GoogleCodeExporter commented 9 years ago
[deleted comment]
GoogleCodeExporter commented 9 years ago
I don't have access to multiple connections myself. I will try to expose this 
setting in qBittorrent and let end users test it. I will report any problems 
here with a new issue.

Original comment by hammered...@gmail.com on 10 May 2013 at 9:45

GoogleCodeExporter commented 9 years ago
I don't think binding by IP is sufficient.  If I understand correctly, this 
would require fixed IP addresses, and I don't know what behavior would occur if 
multiple interfaces each had the same IP address on their respective networks.

DHCP-assigned addresses are probably the norm for most users (especially with 
uPNP easing/enabling port forwarding for that scenario).  In my case, my IPs on 
available networks/interfaces are DHCP-assigned, although I have a reserved IP 
on one network and am ever the only client on the other--so my own IPs--when 
the networks are up--may be effectively fixed.

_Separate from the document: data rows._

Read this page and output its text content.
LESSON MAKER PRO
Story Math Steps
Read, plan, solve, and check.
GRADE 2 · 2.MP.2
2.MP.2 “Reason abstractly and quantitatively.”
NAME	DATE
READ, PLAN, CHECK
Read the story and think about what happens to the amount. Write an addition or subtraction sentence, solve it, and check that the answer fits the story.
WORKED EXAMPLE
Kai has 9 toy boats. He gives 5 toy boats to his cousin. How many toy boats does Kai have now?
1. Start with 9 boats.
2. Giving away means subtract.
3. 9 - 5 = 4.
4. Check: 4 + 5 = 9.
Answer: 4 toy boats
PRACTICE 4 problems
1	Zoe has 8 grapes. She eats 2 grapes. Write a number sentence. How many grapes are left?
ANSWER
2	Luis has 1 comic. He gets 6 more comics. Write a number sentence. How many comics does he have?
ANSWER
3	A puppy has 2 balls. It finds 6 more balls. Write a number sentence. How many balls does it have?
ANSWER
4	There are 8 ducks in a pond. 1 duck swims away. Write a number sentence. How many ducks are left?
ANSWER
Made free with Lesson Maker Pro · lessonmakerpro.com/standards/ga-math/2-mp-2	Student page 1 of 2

* A listing of descriptive interface names would probably be best.
* But one other candidate behavior that might be desirable comes to mind:  
Windows monitors network connections and determines when they are unfamiliar.  
Windows Firewall users are then prompted whether the network is public or 
private, and Windows/Windows Firewall saves their decision for future 
connections to that network.  This is a level of abstraction beyond interface 
to _what is the interface connected to?_.  It may be possible to query 
Windows/Windows Firewall for that information (but if it's tightly tied to 
Windows Firewall, the user may not be running the Firewall/may be running 
another firewall...).  It should also be possible to use your own criteria for 
identifying the current network of an interface.   MAC address of DHCP server, 
router or gateway might be a most important factor, possibly also combined with 
SSID for WiFi networks and IP subnet for all networks.  It's debatable whether 
you would want to lock that "network identification" to a specific interface or 
not, as wireless interfaces are mostly interchangeable, as are wired 
interfaces.  The "network id" abstraction is more complicated than just using 
an interface list, but might be most useful for laptop users that are on 
various networks throughout the day (home, work, school, train, cafe, poor 
neighbor's wifi).  A human-readable approximation of the network ID might be 
the SSID and the router name (either advertised by uPNP, DNS, or possibly some 
other protocol).
* Actually, a scenario where it would be desirable to include the network 
interface as a criteria either alone (as I began my recommendations) or coupled 
with the network identification, would be when you are using multiple wireless 
or wired connections to the same network.  This might come up if the network 
has a wideband WAN interface and the user has several independent LAN/WiFi 
connections enable to capture as much of the WAN bandwidth as possible, even 
though their individual links are each slower than the available WAN throughput.